Judge Estacio-Montesa, we argue, wrongly used the case law in Disini v Secretary of Justice (2014), which states that “where the offended party is a private individual, the prosecution need not prove the presence of malice,” meaning malice in law applies. According to the judgment, “the prosecution sufficiently established that Keng is a private person being a businessman, with interests in several companies based in the Philippines and China” and thus Rappler’s article is automatically presumed to be malicious. (READ: DOCUMENT: Decision on cyber libel conviction of Maria Ressa et al)

Such interpretation of the law desecrates the public interest involved in this case and in future defamation cases involving journalists who endeavor to uncover the truth. A private individual must not be allowed to claim the benefit of malice in law in alleged defamations concerning matters of public interest, such as Keng’s involvement with the former Chief Justice – a public official and definitely of public interest. Once a person crosses the line of public interest, he may not anymore claim the benefits reserved for purely private individuals, e.g. malice in law.

The case of Borjal v Court of Appeals (1999) should be the lighthouse as to this matter. The Court warned that Wenceslao, the complainant in this case, cannot hide behind the fact that he is a private individual. “If a matter is a subject of public or general interest, it cannot suddenly become less so merely because a private individual is involved or because in some sense the individual did not voluntarily choose to become involved. The public’s primary interest is in the event; the public focus is on the conduct of the participant and the content, effect, and significance of the conduct, not the participant’s prior anonymity or notoriety.”

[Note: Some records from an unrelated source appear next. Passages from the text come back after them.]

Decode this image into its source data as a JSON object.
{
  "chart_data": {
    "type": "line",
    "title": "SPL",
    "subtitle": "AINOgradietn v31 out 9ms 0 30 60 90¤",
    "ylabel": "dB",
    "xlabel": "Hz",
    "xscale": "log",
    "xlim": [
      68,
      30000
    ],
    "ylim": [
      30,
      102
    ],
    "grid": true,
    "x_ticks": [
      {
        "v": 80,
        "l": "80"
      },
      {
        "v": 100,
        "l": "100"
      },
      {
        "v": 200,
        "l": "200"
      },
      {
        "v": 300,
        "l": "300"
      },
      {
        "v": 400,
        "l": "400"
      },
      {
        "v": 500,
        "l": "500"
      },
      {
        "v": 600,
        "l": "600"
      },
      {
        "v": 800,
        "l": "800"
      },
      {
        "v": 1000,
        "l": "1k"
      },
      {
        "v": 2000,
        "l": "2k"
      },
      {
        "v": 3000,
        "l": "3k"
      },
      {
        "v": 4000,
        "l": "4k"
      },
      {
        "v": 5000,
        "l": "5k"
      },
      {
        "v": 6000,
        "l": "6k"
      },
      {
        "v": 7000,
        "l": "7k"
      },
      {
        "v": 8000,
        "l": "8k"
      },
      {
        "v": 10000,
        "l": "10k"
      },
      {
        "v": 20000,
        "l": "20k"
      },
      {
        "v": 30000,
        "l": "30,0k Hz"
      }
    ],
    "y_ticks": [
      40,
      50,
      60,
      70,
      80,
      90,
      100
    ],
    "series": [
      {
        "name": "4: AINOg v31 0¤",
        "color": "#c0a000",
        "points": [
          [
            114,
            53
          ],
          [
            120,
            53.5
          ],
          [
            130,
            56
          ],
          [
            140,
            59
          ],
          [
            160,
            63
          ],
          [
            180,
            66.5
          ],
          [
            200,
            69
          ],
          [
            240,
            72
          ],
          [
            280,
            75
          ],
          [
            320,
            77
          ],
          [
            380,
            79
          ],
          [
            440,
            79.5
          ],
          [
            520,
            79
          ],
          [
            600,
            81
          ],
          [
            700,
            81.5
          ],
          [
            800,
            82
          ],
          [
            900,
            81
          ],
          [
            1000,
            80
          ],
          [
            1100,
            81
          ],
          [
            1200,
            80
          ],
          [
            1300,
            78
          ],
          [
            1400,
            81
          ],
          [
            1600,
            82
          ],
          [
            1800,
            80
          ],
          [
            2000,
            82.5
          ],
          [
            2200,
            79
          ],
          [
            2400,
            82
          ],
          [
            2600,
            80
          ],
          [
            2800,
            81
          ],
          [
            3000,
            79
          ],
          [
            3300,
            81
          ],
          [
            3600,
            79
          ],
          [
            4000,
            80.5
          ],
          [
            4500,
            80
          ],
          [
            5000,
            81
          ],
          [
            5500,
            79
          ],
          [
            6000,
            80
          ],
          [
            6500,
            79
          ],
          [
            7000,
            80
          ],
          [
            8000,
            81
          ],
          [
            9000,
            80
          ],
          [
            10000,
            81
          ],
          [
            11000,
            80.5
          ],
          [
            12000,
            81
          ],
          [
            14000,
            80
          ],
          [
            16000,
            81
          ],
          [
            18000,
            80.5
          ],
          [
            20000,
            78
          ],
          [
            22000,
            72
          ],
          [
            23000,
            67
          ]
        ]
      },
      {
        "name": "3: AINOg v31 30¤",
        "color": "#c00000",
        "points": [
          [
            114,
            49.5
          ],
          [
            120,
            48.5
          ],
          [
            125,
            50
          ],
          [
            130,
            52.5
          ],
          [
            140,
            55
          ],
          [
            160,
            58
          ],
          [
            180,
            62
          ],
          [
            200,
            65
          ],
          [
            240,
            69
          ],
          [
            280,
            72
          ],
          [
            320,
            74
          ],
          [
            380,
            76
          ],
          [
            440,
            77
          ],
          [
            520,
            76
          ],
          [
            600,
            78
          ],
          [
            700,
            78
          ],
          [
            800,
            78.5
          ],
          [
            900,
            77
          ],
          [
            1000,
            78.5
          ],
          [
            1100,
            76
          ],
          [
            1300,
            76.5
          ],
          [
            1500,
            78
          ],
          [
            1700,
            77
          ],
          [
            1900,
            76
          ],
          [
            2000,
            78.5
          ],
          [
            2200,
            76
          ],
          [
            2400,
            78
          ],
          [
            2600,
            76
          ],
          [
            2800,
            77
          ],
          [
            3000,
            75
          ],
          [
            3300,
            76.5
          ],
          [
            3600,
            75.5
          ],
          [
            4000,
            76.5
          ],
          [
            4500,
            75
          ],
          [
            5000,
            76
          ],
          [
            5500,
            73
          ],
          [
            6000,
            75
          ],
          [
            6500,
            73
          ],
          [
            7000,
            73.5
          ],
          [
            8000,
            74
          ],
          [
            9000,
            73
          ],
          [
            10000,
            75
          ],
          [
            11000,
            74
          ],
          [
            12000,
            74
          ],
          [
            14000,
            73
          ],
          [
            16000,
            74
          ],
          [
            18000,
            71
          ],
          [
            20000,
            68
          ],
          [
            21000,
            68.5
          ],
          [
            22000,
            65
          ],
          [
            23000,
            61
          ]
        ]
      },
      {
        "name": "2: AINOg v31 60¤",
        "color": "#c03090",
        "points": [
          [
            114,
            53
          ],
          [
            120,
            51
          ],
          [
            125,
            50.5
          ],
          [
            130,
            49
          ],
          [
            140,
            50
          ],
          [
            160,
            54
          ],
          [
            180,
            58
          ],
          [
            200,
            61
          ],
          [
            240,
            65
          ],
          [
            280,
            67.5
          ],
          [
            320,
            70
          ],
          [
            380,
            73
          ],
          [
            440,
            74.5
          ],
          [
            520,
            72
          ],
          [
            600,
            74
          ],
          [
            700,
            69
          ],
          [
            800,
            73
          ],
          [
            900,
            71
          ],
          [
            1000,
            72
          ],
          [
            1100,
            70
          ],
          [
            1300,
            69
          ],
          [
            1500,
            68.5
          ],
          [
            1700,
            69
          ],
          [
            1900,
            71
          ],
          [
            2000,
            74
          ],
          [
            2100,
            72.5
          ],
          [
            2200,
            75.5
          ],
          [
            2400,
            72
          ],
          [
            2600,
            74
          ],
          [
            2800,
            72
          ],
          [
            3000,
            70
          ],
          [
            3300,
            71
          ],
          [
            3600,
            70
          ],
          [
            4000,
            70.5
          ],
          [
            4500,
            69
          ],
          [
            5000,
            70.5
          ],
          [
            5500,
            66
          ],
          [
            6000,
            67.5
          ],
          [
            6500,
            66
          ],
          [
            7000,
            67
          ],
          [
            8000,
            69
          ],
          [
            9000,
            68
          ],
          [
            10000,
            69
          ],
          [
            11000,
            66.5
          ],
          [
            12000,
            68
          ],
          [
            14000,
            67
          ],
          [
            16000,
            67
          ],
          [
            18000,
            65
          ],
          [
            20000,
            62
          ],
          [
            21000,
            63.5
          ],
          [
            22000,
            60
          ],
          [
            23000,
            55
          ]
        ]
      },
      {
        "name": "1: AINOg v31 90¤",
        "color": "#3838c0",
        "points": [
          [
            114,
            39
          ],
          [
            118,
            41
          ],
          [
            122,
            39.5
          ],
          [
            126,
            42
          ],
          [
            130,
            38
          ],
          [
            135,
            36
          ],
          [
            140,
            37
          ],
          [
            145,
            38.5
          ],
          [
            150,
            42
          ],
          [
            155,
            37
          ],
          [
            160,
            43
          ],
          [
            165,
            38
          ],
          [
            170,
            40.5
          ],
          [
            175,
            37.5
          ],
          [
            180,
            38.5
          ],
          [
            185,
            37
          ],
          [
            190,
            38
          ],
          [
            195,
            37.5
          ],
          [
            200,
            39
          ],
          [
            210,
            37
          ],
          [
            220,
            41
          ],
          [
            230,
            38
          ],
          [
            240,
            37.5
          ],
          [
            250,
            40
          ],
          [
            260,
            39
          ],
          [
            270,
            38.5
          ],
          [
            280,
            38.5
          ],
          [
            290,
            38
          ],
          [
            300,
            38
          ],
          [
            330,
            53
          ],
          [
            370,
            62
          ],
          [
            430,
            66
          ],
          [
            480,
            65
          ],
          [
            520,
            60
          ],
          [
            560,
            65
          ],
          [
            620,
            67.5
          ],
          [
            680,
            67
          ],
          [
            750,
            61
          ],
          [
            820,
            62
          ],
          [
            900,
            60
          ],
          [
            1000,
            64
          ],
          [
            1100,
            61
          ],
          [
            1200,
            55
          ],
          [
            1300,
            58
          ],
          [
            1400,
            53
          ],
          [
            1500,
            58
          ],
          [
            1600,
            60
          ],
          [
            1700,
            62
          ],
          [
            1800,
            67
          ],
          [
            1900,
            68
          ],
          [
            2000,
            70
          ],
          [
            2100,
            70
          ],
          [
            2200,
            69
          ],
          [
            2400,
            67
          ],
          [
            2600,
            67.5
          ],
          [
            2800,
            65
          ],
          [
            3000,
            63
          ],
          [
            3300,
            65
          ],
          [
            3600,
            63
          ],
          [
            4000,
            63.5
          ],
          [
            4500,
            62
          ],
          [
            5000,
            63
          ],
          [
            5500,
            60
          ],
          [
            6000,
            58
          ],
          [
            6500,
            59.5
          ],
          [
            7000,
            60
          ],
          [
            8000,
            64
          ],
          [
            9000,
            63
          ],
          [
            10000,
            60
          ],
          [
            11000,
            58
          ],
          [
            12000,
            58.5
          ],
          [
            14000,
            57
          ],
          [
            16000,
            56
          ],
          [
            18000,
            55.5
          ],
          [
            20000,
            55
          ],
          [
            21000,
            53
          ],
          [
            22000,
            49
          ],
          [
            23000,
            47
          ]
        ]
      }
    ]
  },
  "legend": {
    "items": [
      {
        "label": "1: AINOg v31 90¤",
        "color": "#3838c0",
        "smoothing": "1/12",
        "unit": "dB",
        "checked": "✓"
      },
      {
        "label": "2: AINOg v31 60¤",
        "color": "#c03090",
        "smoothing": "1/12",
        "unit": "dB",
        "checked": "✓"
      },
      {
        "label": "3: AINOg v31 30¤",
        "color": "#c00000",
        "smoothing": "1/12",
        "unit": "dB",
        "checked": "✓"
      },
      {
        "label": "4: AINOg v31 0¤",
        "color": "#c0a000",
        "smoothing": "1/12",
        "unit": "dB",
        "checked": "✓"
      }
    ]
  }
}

With this is a long standing precedent on libel law protecting journalists to make excusable errors as to publications of public interest, without fear of punishment and reprisal, as long as these are done in good faith and in response to civil duty.

Overflowing conviction

Looking at the Philippine press freedom situation during the Duterte administration, Ressa took the first fall. Of course, we gravely condemn the horrific violence directed to local journalists who were extralegally killed in this regime. But Ressa has been the first recipient of the total power of the State, with all the workings of the Executive, Legislative, and Judiciary, used to purge a member of the press.

With this machinery is the equally dangerous efforts to discredit the press and the work that they do by groups who disrupt the information ecosystem and influence public thought.

To think that the conviction will only last for at least 6 years is wrong. This imprisonment will last for generations and lifetimes to come, and haunt the national memory. Unknowing Filipinos will then read Ressa and her imprisonment as an indictment against her and journalists who held the line, like how some Filipinos now think of Marcos era desaparesidos as rebels who deserved to have died and subjected to torture for the country’s peace and order.

The conviction is beyond Ressa. It permeates all of us, as individuals and as a people. It overflows from an exaction of liability to a stamp on historical revisionism, a stamp to what Ressa has been passionately fighting against – post-truth.

Finally, as a way to move forward, a play on the word “conviction” would lead us to “conviction” – not the court’s verdict, but the temperament of one’s soul, the magnanimity of one’s heart. With this, the Ressa-Santos convictions to fight for the truth must really transcend all boundaries and spread to all of us.

With such contagion of conviction, hopefully not of the former, but the latter, may we see that we are not mere dominos. We are not some tool nor toy to be lined up, to fall whenever some prime mover wills it. We are persons with agency capable of stopping the next fall. We are capable of holding the line. – Rappler.com

Tony La Viña teaches law and is former dean of the Ateneo School of Government.

Jayvy R. Gamboa is a student at the University of the Philippines College of Law and an advocate of youth formation.